I may also encounter the remains a skeleton,
Pressed under a heavy rock.
I want to remove it- it symbolises my darker nature,
The path of my journey does it block.

I'll keep collecting all the gems I've found,
With the beauty of my nature, by them am I bound,
As I go along, these gems will be converted to jewels
I'll give them away to humanity. 'It's a gift', I'll tell.

I'm still wandering,
These networks of burrows are never-ending,
Maybe I'll hit rock bottom some day.
But that day is far away.
I was a young girl, safe and sound.
Within the confines of values, I was bound.
I was an obedient child, who listened to her mother.
To explore my deeper thoughts, I didn't bother.

I am an adolescent now, and a fire inside me seems to rage.
Those values of safety are like the bars of a strong iron cage.
Hows and whys constantly baffle me.
In my mother's words no reason I see.

Why do I have to be kind and good?
Why am I not free to 'wear' my mood?
Why do have to follow each and every dictum of society?
Aren't these norms a curse to the creativity of humanity?

Why can't I explore my colourful personality?
Of unexplored things there is an infinity.
Why is the world confined in little trvialities,
How you present yourself and those so called aids of personality.

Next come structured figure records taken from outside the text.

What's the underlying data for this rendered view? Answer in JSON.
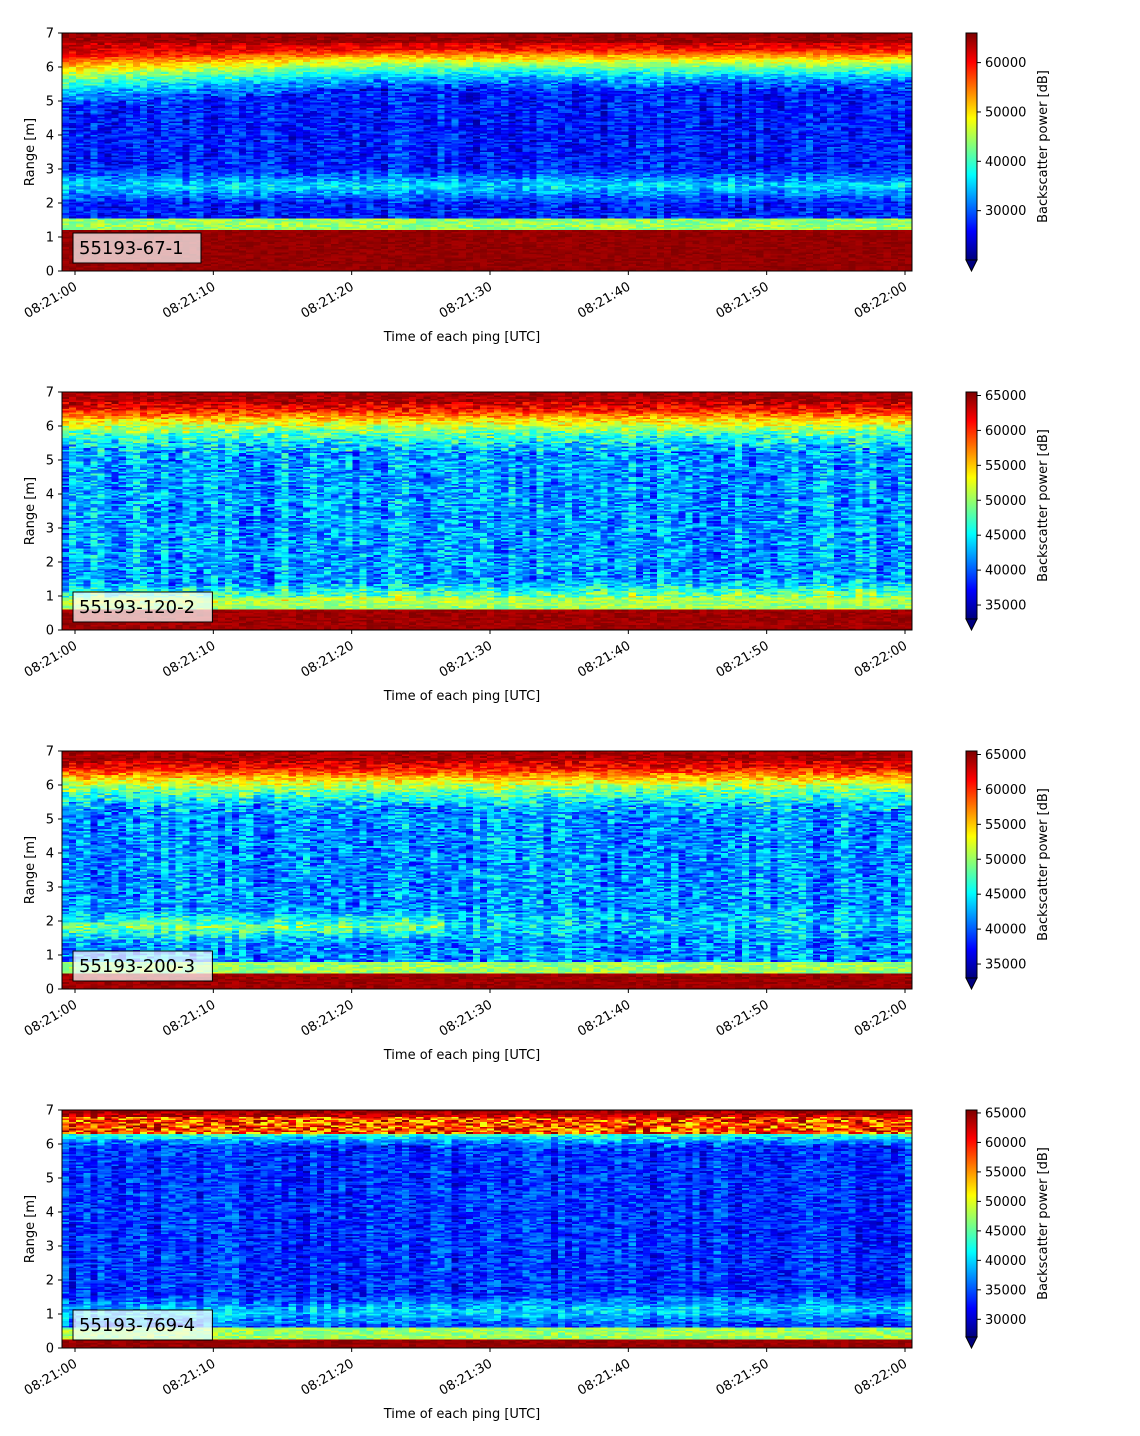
{
  "chart_data": [
    {
      "type": "heatmap",
      "panel_label": "55193-67-1",
      "xlabel": "Time of each ping [UTC]",
      "ylabel": "Range [m]",
      "colorbar_label": "Backscatter power [dB]",
      "x_ticks": [
        "08:21:00",
        "08:21:10",
        "08:21:20",
        "08:21:30",
        "08:21:40",
        "08:21:50",
        "08:22:00"
      ],
      "y_ticks": [
        0,
        1,
        2,
        3,
        4,
        5,
        6,
        7
      ],
      "ylim": [
        0,
        7
      ],
      "colorbar_ticks": [
        30000,
        40000,
        50000,
        60000
      ],
      "vmin": 20000,
      "vmax": 66000,
      "colormap": "jet",
      "colorbar_extend": "min",
      "profile": {
        "bottom_band_top_m": 1.2,
        "noise_level": 27000,
        "noise_spread": 4000,
        "top_band_start_m": 5.3,
        "mid_bump_m": 2.5,
        "mid_bump_level": 36000
      }
    },
    {
      "type": "heatmap",
      "panel_label": "55193-120-2",
      "xlabel": "Time of each ping [UTC]",
      "ylabel": "Range [m]",
      "colorbar_label": "Backscatter power [dB]",
      "x_ticks": [
        "08:21:00",
        "08:21:10",
        "08:21:20",
        "08:21:30",
        "08:21:40",
        "08:21:50",
        "08:22:00"
      ],
      "y_ticks": [
        0,
        1,
        2,
        3,
        4,
        5,
        6,
        7
      ],
      "ylim": [
        0,
        7
      ],
      "colorbar_ticks": [
        35000,
        40000,
        45000,
        50000,
        55000,
        60000,
        65000
      ],
      "vmin": 33000,
      "vmax": 65500,
      "colormap": "jet",
      "colorbar_extend": "min",
      "profile": {
        "bottom_band_top_m": 0.6,
        "noise_level": 42000,
        "noise_spread": 4000,
        "top_band_start_m": 5.2,
        "mid_bump_m": 0.85,
        "mid_bump_level": 50000
      }
    },
    {
      "type": "heatmap",
      "panel_label": "55193-200-3",
      "xlabel": "Time of each ping [UTC]",
      "ylabel": "Range [m]",
      "colorbar_label": "Backscatter power [dB]",
      "x_ticks": [
        "08:21:00",
        "08:21:10",
        "08:21:20",
        "08:21:30",
        "08:21:40",
        "08:21:50",
        "08:22:00"
      ],
      "y_ticks": [
        0,
        1,
        2,
        3,
        4,
        5,
        6,
        7
      ],
      "ylim": [
        0,
        7
      ],
      "colorbar_ticks": [
        35000,
        40000,
        45000,
        50000,
        55000,
        60000,
        65000
      ],
      "vmin": 33000,
      "vmax": 65500,
      "colormap": "jet",
      "colorbar_extend": "min",
      "profile": {
        "bottom_band_top_m": 0.45,
        "noise_level": 41500,
        "noise_spread": 4000,
        "top_band_start_m": 5.2,
        "mid_bump_m": 1.8,
        "mid_bump_level": 49000
      }
    },
    {
      "type": "heatmap",
      "panel_label": "55193-769-4",
      "xlabel": "Time of each ping [UTC]",
      "ylabel": "Range [m]",
      "colorbar_label": "Backscatter power [dB]",
      "x_ticks": [
        "08:21:00",
        "08:21:10",
        "08:21:20",
        "08:21:30",
        "08:21:40",
        "08:21:50",
        "08:22:00"
      ],
      "y_ticks": [
        0,
        1,
        2,
        3,
        4,
        5,
        6,
        7
      ],
      "ylim": [
        0,
        7
      ],
      "colorbar_ticks": [
        30000,
        35000,
        40000,
        45000,
        50000,
        55000,
        60000,
        65000
      ],
      "vmin": 27000,
      "vmax": 65500,
      "colormap": "jet",
      "colorbar_extend": "min",
      "profile": {
        "bottom_band_top_m": 0.25,
        "noise_level": 33500,
        "noise_spread": 3500,
        "top_band_start_m": 5.9,
        "mid_bump_m": 1.0,
        "mid_bump_level": 40000
      }
    }
  ]
}
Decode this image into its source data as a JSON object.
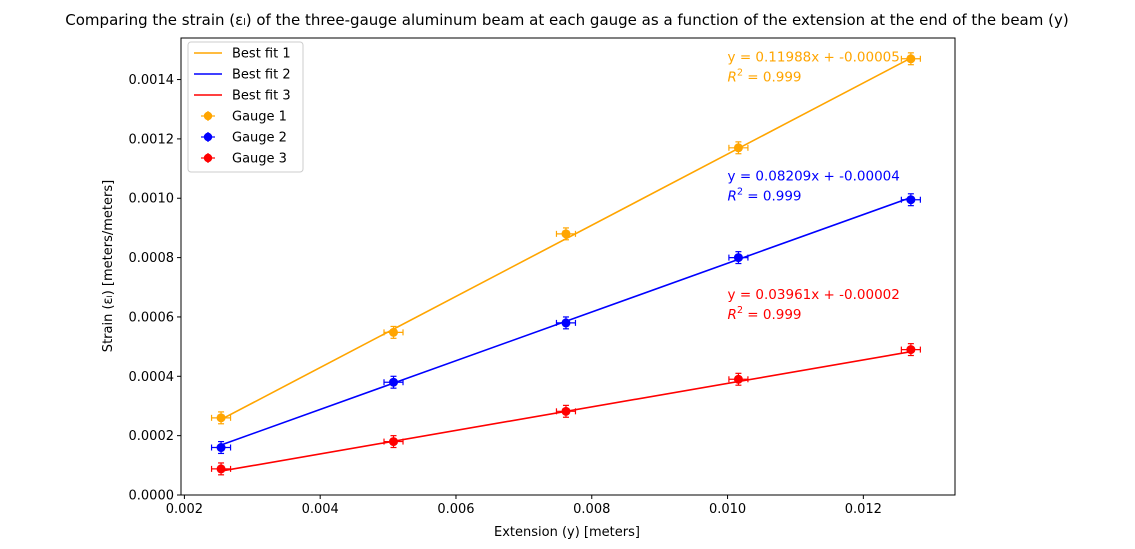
{
  "chart_data": {
    "type": "scatter",
    "title": "Comparing the strain (εₗ) of the three-gauge aluminum beam at each gauge as a function of the extension at the end of the beam (y)",
    "xlabel": "Extension (y) [meters]",
    "ylabel": "Strain (εₗ) [meters/meters]",
    "xlim": [
      0.00195,
      0.01335
    ],
    "ylim": [
      0,
      0.00154
    ],
    "grid": false,
    "legend_position": "top-left",
    "x_ticks": [
      0.002,
      0.004,
      0.006,
      0.008,
      0.01,
      0.012
    ],
    "x_tick_labels": [
      "0.002",
      "0.004",
      "0.006",
      "0.008",
      "0.010",
      "0.012"
    ],
    "y_ticks": [
      0,
      0.0002,
      0.0004,
      0.0006,
      0.0008,
      0.001,
      0.0012,
      0.0014
    ],
    "y_tick_labels": [
      "0.0000",
      "0.0002",
      "0.0004",
      "0.0006",
      "0.0008",
      "0.0010",
      "0.0012",
      "0.0014"
    ],
    "x_error": 0.00014,
    "y_error": 2e-05,
    "series": [
      {
        "name": "Gauge 1",
        "fit_name": "Best fit 1",
        "color": "#ffa500",
        "x": [
          0.00254,
          0.00508,
          0.00762,
          0.01016,
          0.0127
        ],
        "y": [
          0.00026,
          0.000548,
          0.00088,
          0.00117,
          0.00147
        ],
        "fit": {
          "slope": 0.11988,
          "intercept": -5e-05
        },
        "equation": "y = 0.11988x + -0.00005",
        "r2_label": "R",
        "r2_value": " = 0.999"
      },
      {
        "name": "Gauge 2",
        "fit_name": "Best fit 2",
        "color": "#0000ff",
        "x": [
          0.00254,
          0.00508,
          0.00762,
          0.01016,
          0.0127
        ],
        "y": [
          0.00016,
          0.00038,
          0.00058,
          0.0008,
          0.000995
        ],
        "fit": {
          "slope": 0.08209,
          "intercept": -4e-05
        },
        "equation": "y = 0.08209x + -0.00004",
        "r2_label": "R",
        "r2_value": " = 0.999"
      },
      {
        "name": "Gauge 3",
        "fit_name": "Best fit 3",
        "color": "#ff0000",
        "x": [
          0.00254,
          0.00508,
          0.00762,
          0.01016,
          0.0127
        ],
        "y": [
          8.8e-05,
          0.00018,
          0.000282,
          0.00039,
          0.00049
        ],
        "fit": {
          "slope": 0.03961,
          "intercept": -2e-05
        },
        "equation": "y = 0.03961x + -0.00002",
        "r2_label": "R",
        "r2_value": " = 0.999"
      }
    ]
  }
}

Isn't there suffering in the world everyday?
Why don't we concentrate on taking it away.
It's better than 'being' good I say.
A noble deed would make my day.

A million rebellious thoughts cut across my head like a knife.
These thoughts bring great strife.
Maybe time will settle my inner turmoil.
But inside my soul does restlessness still boil.

These iron bars are being broken.
Maybe they'll become something else.
They'll not confine me.
They'll make me free.
They'll make me calm and happy.
But what they'll become I can't see.